Judges asked several procedural and remedial questions. One judge asked whether, if exclusion of Townsend effectively foreclosed the alimony claim, the trial court should have used a lesser sanction. Counsel debated whether exclusion here was tantamount to dismissal, citing the Utah Supreme Court’s Corollis opinion and the Bodell line of cases. The panel also questioned how the court should handle claimed preservation failures and when it is appropriate to remand for fact-finding versus resolving legal questions on the appellate record.

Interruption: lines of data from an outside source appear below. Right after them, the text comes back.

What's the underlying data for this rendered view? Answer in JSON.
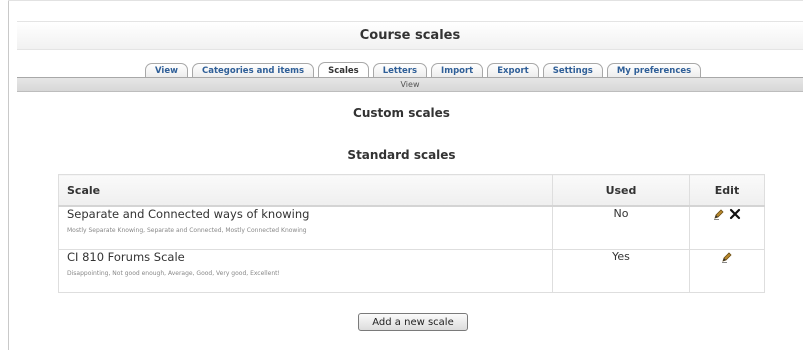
{
  "page_title": "Course scales",
  "tabs": [
    {
      "label": "View",
      "active": false
    },
    {
      "label": "Categories and items",
      "active": false
    },
    {
      "label": "Scales",
      "active": true
    },
    {
      "label": "Letters",
      "active": false
    },
    {
      "label": "Import",
      "active": false
    },
    {
      "label": "Export",
      "active": false
    },
    {
      "label": "Settings",
      "active": false
    },
    {
      "label": "My preferences",
      "active": false
    }
  ],
  "subtab": {
    "label": "View"
  },
  "sections": {
    "custom_heading": "Custom scales",
    "standard_heading": "Standard scales"
  },
  "table": {
    "headers": {
      "scale": "Scale",
      "used": "Used",
      "edit": "Edit"
    },
    "rows": [
      {
        "name": "Separate and Connected ways of knowing",
        "description": "Mostly Separate Knowing, Separate and Connected, Mostly Connected Knowing",
        "used": "No",
        "actions": [
          "edit-icon",
          "delete-icon"
        ]
      },
      {
        "name": "CI 810 Forums Scale",
        "description": "Disappointing, Not good enough, Average, Good, Very good, Excellent!",
        "used": "Yes",
        "actions": [
          "edit-icon"
        ]
      }
    ]
  },
  "add_button": {
    "label": "Add a new scale"
  },
  "colors": {
    "link_blue": "#2f5f98",
    "text": "#333333"
  }
}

On disqualification, counsel discussed a contention that a judge had not disclosed a prior representation by a lawyer at a firm that later became involved in the case. The presiding judge at the trial-court level had denied a disqualification request and the appeals briefing argued both appearance and actual-conflict standards. Counsel told the appeals panel that the presiding judge found no appearance of bias and that some procedural choices (including timing of the disqualification filing) influenced the trial-court rulings.

Why it matters: The questions raised affect routine family-law practice: how strictly courts may apply expert-disclosure deadlines, whether exclusion is an appropriate remedy versus reopening discovery, and how prenups and state tracing rules interact when spouses commingle funds over decades. The case also highlights how federal- and state-style discovery timetables and pandemic-era delays can complicate expert disclosures and case management.

Ending: The panel took the arguments under advisement and said it would issue a written decision addressing the interplay of Rule 26 standards, harmlessness/prejudice, and the trial court’s application of California transmutation and tracing doctrines to the distribution of property.